Exercise 9: Mixed Precision Error

Compare dot products in float16 and float64.

Code cell 29

# Your Solution
# Exercise 9 - learner workspace
# Write your solution here, then run the reference solution below to compare.
print("Learner workspace ready for Exercise 9.")

Code cell 30

# Solution
# Exercise 9 - Mixed Precision Error
header("Exercise 9: mixed precision")
rng=np.random.default_rng(0)
x=rng.normal(size=1000)
y=rng.normal(size=1000)
d64=np.dot(x.astype(np.float64), y.astype(np.float64))
d16=np.dot(x.astype(np.float16), y.astype(np.float16)).astype(float)
print("float64", d64, "float16", d16, "abs error", abs(d64-d16))
check_true("float16 less accurate", abs(d64-d16)>1e-3)
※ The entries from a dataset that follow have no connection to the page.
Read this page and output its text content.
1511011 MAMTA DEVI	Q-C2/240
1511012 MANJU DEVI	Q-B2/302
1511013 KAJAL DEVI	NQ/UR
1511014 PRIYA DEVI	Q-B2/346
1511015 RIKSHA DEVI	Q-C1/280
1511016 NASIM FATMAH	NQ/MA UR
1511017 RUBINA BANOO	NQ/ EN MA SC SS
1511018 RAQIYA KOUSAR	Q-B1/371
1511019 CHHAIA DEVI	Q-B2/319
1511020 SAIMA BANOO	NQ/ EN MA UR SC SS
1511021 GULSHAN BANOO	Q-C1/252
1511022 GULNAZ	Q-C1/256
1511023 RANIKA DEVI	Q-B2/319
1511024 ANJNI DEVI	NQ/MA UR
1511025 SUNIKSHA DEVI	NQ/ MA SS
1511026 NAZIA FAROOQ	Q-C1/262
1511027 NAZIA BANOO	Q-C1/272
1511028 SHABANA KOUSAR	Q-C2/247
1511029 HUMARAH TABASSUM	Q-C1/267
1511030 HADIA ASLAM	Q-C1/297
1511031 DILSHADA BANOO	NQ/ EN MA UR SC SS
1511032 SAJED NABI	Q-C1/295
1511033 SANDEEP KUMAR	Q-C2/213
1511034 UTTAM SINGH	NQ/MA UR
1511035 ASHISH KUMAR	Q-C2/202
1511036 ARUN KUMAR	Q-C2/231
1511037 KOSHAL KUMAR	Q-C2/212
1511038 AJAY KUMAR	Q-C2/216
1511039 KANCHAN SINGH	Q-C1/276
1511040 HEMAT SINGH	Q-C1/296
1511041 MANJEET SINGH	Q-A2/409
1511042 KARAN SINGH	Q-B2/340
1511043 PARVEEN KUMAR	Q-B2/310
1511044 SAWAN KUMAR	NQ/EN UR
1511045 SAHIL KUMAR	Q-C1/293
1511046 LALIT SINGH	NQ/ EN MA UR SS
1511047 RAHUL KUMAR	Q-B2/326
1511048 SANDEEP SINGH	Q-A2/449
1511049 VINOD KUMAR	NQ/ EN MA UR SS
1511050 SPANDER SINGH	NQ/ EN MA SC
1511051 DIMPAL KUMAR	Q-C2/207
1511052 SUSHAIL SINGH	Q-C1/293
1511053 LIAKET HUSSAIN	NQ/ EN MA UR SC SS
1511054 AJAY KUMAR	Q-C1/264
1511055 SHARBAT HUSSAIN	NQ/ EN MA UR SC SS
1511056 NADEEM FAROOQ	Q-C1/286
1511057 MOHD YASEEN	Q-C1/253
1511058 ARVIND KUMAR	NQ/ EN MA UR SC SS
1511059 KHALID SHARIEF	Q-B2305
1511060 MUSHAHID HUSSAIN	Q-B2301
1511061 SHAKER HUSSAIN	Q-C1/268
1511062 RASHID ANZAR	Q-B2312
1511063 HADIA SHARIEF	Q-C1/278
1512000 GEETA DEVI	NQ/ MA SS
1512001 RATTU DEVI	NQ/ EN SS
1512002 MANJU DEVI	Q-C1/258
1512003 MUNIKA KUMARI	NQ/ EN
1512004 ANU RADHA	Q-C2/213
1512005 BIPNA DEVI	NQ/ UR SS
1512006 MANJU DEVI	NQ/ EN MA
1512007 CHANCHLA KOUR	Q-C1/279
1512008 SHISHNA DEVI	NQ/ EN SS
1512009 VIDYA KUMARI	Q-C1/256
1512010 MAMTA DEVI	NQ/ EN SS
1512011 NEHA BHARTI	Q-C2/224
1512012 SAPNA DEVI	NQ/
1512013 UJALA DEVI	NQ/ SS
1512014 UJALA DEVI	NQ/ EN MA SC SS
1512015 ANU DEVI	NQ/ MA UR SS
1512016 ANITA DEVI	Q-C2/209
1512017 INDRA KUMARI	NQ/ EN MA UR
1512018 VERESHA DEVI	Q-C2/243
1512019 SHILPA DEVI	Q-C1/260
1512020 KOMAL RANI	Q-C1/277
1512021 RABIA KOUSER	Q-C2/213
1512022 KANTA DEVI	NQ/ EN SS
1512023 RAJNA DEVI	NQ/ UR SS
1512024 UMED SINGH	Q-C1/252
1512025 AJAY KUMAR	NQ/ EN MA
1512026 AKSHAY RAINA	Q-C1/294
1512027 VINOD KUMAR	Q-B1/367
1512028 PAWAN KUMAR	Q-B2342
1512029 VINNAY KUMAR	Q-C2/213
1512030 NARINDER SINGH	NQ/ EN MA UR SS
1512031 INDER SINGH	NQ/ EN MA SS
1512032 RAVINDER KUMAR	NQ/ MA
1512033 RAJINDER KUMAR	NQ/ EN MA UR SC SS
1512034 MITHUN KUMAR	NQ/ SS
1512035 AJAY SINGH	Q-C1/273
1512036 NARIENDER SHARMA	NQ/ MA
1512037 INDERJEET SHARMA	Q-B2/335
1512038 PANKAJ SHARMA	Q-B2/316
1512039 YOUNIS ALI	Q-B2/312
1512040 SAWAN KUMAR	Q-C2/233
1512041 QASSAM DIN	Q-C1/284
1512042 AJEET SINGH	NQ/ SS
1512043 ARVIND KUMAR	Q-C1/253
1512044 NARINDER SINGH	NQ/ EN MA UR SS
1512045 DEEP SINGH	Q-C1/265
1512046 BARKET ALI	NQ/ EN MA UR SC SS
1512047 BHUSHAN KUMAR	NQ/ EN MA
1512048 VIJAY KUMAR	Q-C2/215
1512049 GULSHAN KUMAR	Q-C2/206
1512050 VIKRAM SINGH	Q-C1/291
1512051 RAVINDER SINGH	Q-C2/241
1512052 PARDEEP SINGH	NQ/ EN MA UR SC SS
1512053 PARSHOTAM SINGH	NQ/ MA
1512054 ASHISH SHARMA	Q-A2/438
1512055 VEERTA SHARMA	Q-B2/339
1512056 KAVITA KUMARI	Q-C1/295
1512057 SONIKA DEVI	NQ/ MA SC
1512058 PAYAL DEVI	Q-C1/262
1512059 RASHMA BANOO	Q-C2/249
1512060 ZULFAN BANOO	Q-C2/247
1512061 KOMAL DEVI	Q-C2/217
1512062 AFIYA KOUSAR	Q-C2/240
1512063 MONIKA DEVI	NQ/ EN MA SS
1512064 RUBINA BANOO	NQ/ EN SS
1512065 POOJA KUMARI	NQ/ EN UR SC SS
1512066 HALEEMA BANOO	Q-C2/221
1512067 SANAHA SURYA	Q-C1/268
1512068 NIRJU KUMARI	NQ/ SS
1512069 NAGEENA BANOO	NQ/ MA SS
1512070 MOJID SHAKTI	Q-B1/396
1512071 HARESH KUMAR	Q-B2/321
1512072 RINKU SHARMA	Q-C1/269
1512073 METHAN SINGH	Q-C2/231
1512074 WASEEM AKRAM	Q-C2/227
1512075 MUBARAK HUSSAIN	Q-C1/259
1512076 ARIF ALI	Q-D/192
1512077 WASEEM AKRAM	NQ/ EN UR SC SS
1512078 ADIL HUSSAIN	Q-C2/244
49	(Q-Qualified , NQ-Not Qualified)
Exercise 10: Finite Hash Buckets

Use modular hashing to map token ids into fixed buckets.

Code cell 32

# Your Solution
# Exercise 10 - learner workspace
# Write your solution here, then run the reference solution below to compare.
print("Learner workspace ready for Exercise 10.")

Code cell 33

# Solution
# Exercise 10 - Finite Hash Buckets
header("Exercise 10: finite buckets")
tokens=np.array([101,202,303,404,505])
buckets=(tokens*31+7)%16
print("buckets", buckets)
check_true("valid buckets", np.all((0<=buckets)&(buckets<16)))
check_true("deterministic", np.all(((tokens*31+7)%16)==buckets))